Pair Classification: Determining binary labels (e.g., duplicates or paraphrases) for text pairs.
Reranking: Ranking a list of reference texts against a given query.
Retrieval: Identifying and ranking relevant documents from a corpus given a query.
STS: Evaluating sentence pair similarities.
Summarization: Assessing machine-generated summaries' quality against human-written references.

Comprehensive Dataset Coverage

MTEB's 58 datasets span various languages and text types (sentences, paragraphs, and documents), facilitating a robust assessment of text embeddings' applicability across multiple contexts. The datasets are meticulously curated to include both short and long texts, providing insights into model performance over different text lengths. This extensive dataset pool enables a clear comparison of embeddings across multilingual and monolingual scenarios.
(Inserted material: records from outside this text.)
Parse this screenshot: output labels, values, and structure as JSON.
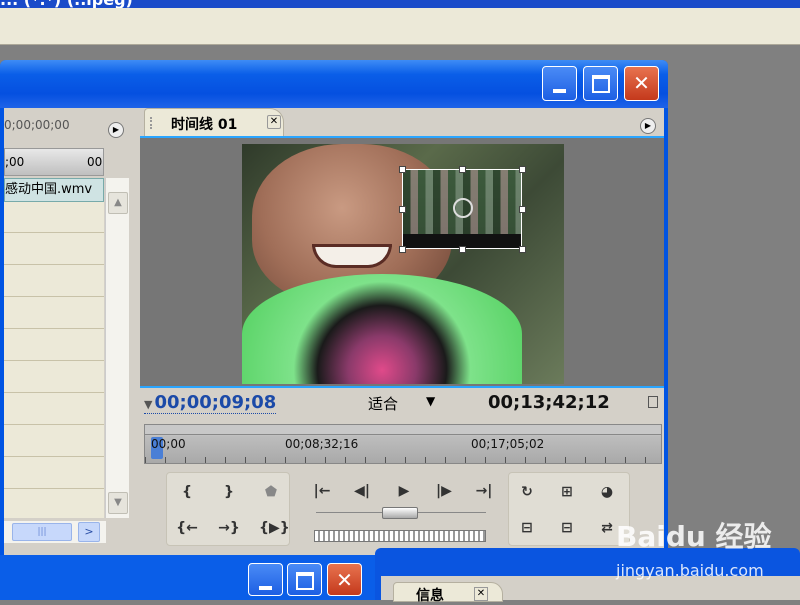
{
  "previous_window": {
    "title_fragment": "... (*.*) (..ipeg)"
  },
  "main_window": {
    "buttons": {
      "minimize": "minimize",
      "maximize": "maximize",
      "close": "✕"
    }
  },
  "left_panel": {
    "timecode": "0;00;00;00",
    "ruler_start": ";00",
    "ruler_end": "00",
    "clip_name": "感动中国.wmv",
    "scroll_thumb_glyph": "|||",
    "scroll_right": ">"
  },
  "timeline_panel": {
    "tab_label": "时间线 01",
    "tab_close": "✕",
    "menu_glyph": "▶",
    "current_timecode": "00;00;09;08",
    "fit_label": "适合",
    "fit_dropdown": "▼",
    "duration": "00;13;42;12",
    "ruler_labels": [
      "00;00",
      "00;08;32;16",
      "00;17;05;02"
    ],
    "progress_fraction": 0.011
  },
  "controls": {
    "set_in": "{",
    "set_out": "}",
    "set_marker": "⬟",
    "go_to_in": "|←",
    "step_back": "◀|",
    "play": "▶",
    "step_forward": "|▶",
    "go_to_out": "→|",
    "play_in_to_out": "{←",
    "loop": "→}",
    "safe_margins": "{▶}",
    "output": "↻",
    "lift": "⊞",
    "extract": "⊟",
    "trim": "⇄",
    "overlay": "◕"
  },
  "bottom_window": {
    "info_label": "信息",
    "info_close": "✕"
  },
  "watermark": {
    "main": "Baidu 经验",
    "sub": "jingyan.baidu.com"
  },
  "colors": {
    "xp_blue": "#0054e3",
    "accent_line": "#2aa5ff",
    "timecode_blue": "#1b4aa8",
    "close_red": "#c4391c"
  }
}
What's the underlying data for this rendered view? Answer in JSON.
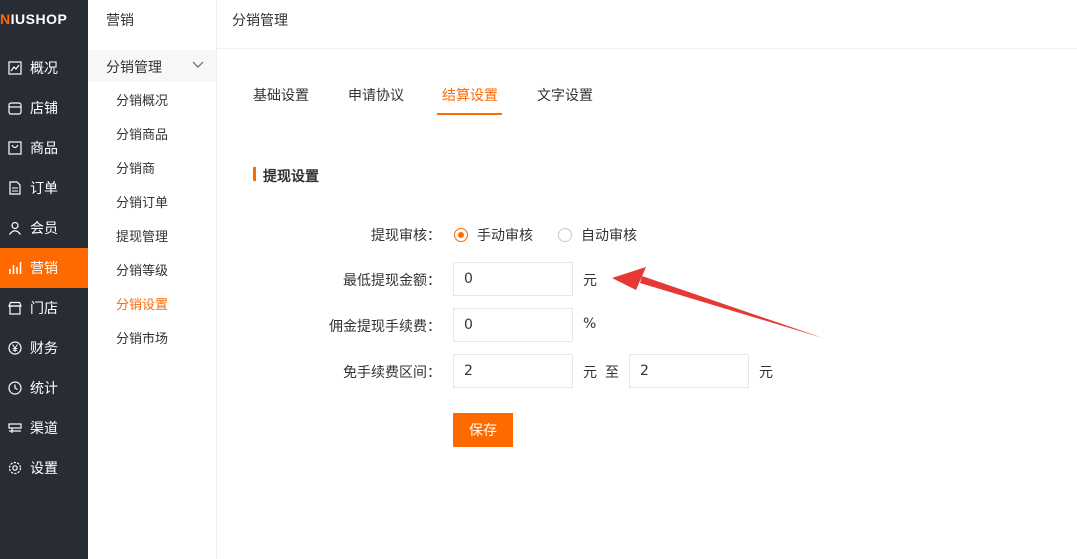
{
  "logo": {
    "prefix": "N",
    "rest": "IUSHOP"
  },
  "sidebar": {
    "items": [
      {
        "label": "概况",
        "icon": "chart-line-icon"
      },
      {
        "label": "店铺",
        "icon": "store-icon"
      },
      {
        "label": "商品",
        "icon": "bag-icon"
      },
      {
        "label": "订单",
        "icon": "document-icon"
      },
      {
        "label": "会员",
        "icon": "user-icon"
      },
      {
        "label": "营销",
        "icon": "bar-chart-icon",
        "active": true
      },
      {
        "label": "门店",
        "icon": "shop-icon"
      },
      {
        "label": "财务",
        "icon": "yen-icon"
      },
      {
        "label": "统计",
        "icon": "clock-icon"
      },
      {
        "label": "渠道",
        "icon": "channel-icon"
      },
      {
        "label": "设置",
        "icon": "gear-icon"
      }
    ]
  },
  "subnav": {
    "title": "营销",
    "group": "分销管理",
    "items": [
      "分销概况",
      "分销商品",
      "分销商",
      "分销订单",
      "提现管理",
      "分销等级",
      "分销设置",
      "分销市场"
    ],
    "active_index": 6
  },
  "header": {
    "title": "分销管理"
  },
  "tabs": [
    {
      "label": "基础设置"
    },
    {
      "label": "申请协议"
    },
    {
      "label": "结算设置",
      "active": true
    },
    {
      "label": "文字设置"
    }
  ],
  "section": {
    "title": "提现设置"
  },
  "form": {
    "review": {
      "label": "提现审核：",
      "options": [
        "手动审核",
        "自动审核"
      ],
      "selected": "手动审核"
    },
    "min_amount": {
      "label": "最低提现金额：",
      "value": "0",
      "unit": "元"
    },
    "fee": {
      "label": "佣金提现手续费：",
      "value": "0",
      "unit": "%"
    },
    "free_range": {
      "label": "免手续费区间：",
      "from": "2",
      "to": "2",
      "unit_from": "元",
      "sep": "至",
      "unit_to": "元"
    },
    "save_label": "保存"
  },
  "colors": {
    "accent": "#ff6a00",
    "sidebar_bg": "#282c35",
    "arrow": "#e53935"
  }
}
Extensive Model Benchmarking

The authors benchmark 33 models, ranging from traditional word embeddings like GloVe and Komninos to state-of-the-art transformer-based models such as SimCSE, BERT, MiniLM, and SGPT. This wide array includes models both open-sourced and accessible via APIs, delivering a comprehensive performance map. Key findings indicate no single model consistently outperforms others across all tasks, underscoring the field’s progression toward a universal text embedding method.

Detailed Analysis

The analysis reveals significant variability in the models' performance across different tasks. Self-supervised methods trail behind supervised variants, necessitating fine-tuning for competitive performance. They also identify a strong correlation between model size and performance, with larger models generally excelling, albeit at a higher computational cost. Additionally, a notable distinction is observed between models optimized for STS tasks and those geared towards retrieval and search tasks, illustrating the "asymmetric" versus "symmetric" embedding dichotomy.

Multilingual Capabilities

MTEB includes 10 multilingual datasets, offering insight into how models handle cross-lingual tasks. LaBSE and LASER2 exhibit robust performance in bitext mining across multiple languages, although LASER2 shows high performance variance. SGPT-BLOOM-7.1B-msmarco, while tailored for multilingual retrieval, excels in languages seen in pre-training, yet struggles with those it has not encountered.

Practical Implications

Practically, MTEB aids in selecting the most suitable text embeddings for specific applications by providing clear performance metrics across diverse tasks. This allows researchers and practitioners to make informed decisions about model deployment based on their specific requirements, balancing between model performance and computational efficiency.

Future Directions

Looking forward, the authors see potential for expanding MTEB to include longer document datasets, additional multilingual datasets for underrepresented tasks like retrieval, and modalities beyond text, such as image content. They encourage contributions from the research community to further enhance MTEB’s scope and utility.

Conclusion

MTEB stands out as a significant step towards standardizing text embedding evaluations, offering a robust, multifaceted framework that moves beyond the traditional, narrow evaluation regimes. By open-sourcing MTEB and maintaining a public leaderboard, the authors have laid a foundation to fuel advancements in the development and application of text embeddings.

Researchers and practitioners in NLP will find MTEB to be a vital resource in benchmarking and selecting text embeddings suitable for various embedding tasks, contributing to more versatile and effective NLP systems.